For comparison of performance, we simulate three kinds of dot product-computing artificial neurons, adder tree with booth multiplier, YodaNN (1-bit weight), and the proposed neural element. Table III summarizes the comparison. The proposed neural element surpasses the adder tree with booth multiplier in gate delay and power consumption by ~1.4x and ~1.9x, respectively. Also, it can be estimated circuit area is reduced with comparison of total gates of the digital neuron and the adder tree scheme. However, the proposed neural element consumes ~1.8x more power than YodaNN. However, bitwidth of the proposed digital neuron is five times more than YodaNN.

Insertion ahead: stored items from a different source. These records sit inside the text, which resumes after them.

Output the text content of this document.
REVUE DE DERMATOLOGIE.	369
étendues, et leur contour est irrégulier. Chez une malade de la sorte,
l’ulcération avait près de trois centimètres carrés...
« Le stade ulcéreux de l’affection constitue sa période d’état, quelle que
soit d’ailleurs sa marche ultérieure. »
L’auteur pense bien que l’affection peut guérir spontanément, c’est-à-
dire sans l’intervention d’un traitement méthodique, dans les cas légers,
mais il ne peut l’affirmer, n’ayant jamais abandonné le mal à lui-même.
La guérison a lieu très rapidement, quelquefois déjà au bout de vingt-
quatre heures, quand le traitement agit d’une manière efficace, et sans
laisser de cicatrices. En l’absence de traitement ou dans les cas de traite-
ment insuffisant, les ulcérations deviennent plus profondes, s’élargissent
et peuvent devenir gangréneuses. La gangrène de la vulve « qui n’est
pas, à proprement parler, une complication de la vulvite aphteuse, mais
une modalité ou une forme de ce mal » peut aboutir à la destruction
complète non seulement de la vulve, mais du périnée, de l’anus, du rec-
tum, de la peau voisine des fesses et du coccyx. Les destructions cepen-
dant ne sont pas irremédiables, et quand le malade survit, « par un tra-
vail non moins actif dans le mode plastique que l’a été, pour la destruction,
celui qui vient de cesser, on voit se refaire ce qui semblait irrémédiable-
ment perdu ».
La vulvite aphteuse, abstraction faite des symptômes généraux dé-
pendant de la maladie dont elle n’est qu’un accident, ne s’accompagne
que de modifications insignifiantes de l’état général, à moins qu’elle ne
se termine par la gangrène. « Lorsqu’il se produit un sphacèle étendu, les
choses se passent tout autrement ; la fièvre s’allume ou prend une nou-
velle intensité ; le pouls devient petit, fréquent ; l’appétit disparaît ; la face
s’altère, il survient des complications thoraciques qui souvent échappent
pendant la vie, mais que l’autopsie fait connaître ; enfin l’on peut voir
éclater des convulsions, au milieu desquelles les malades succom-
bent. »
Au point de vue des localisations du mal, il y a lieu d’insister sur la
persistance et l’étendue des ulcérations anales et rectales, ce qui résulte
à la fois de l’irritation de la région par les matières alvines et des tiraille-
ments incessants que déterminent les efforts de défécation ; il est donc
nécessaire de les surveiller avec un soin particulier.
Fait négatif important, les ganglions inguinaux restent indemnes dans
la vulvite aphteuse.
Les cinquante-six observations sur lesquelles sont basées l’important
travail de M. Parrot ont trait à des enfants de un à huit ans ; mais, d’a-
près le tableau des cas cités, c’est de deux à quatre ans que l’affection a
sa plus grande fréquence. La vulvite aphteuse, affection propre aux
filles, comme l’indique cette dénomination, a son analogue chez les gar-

Quantization of weights into binary bit results in a significant reduction in the computational power and storage requirements. However, excessive reduction in bit-width of weights results in degradation of inference accuracy. Fig. 12 shows comparison of ImageNet inference accuracy of the proposed digital neuron with previous works, FP32, Binarized Neural Networks (BNN) [26] , and BinaryConnect (BC) [12] . As shown in Fig. 12 , quantization of weights into 1-bit causes inference accuracy to be decreased more than 20 % compared to FP32. However, AlexNet with the proposed digital neuron (5, 8) gives additional error of 3.9%/3.9% in Top-1/Top-5 accuracy, compared to FP32. The additional error can be reduced by increasing precision. AlexNet with the proposed digital neuron (8, 8) gives additional error of only 0.2%/0.1% in Top-1/Top-5 accuracy. Table IV shows comparison of performance of the simulated inference accelerators with the implementations of previous works, simulation environment is HSPICE in 65 nm CMOS process technology at operation voltage of 1.2 V at 200 MHz frequency. The digital neuron achieved the simulated power consumption of 212 mW while operating convolutional layer 2 of AlexNet. The throughput of the digital neuron is achieved 160 Giga MACs (GMACS), and GMACS per Watt is achieved 754.4 GMACS/W. Those surpass previous inference accelerators in Tabe IV. Compared with ConvNet [27] , throughput per Watt is improved by ~3.96x.
VI. CONCLUSION
We proposed and implemented a digital neuron, a configurable hardware inference accelerator with integer weights and inputs for embedded systems. This paper proposes a quantization scheme that partitions the integer weight into the limited number of partial sub-integers. Degradation of ImageNet inference accuracy is negligible with the weight partitioned into 3 partial sub-integers, which is ~0.2%. The proposed massive parallel architecture does not degrade throughput in computation of FC layer. With the proposed quantization scheme and massive parallel summation technique, we improved power consumption of the computational engine by ~1.9x compared to the conventional engine. We implemented the digital neuron in FPGA DE2-115 board to verify the operation, and simulated the digital neuron at operating frequency of 200 MHz to compare performance with prior arts. The simulated digital neuron improves throughput per Watt by ~3.96x compared to the previous work.
APPENDIX
In Appendix, the principle of the proposed sign extension of the MOA circuit is described. Fig. A1 shows an example of summation of six 5-bit binary numbers. In the conventional way, negative numbers should extend 1s and positive numbers should extend 0s, as shown in Fig. A1 . In a closer look, binary number of the extended 1s is same as -1 and that of the extended 0s is same as 0. Therefore, the summation of the extended bits can be replaced to 2's complement of the number of negative numbers.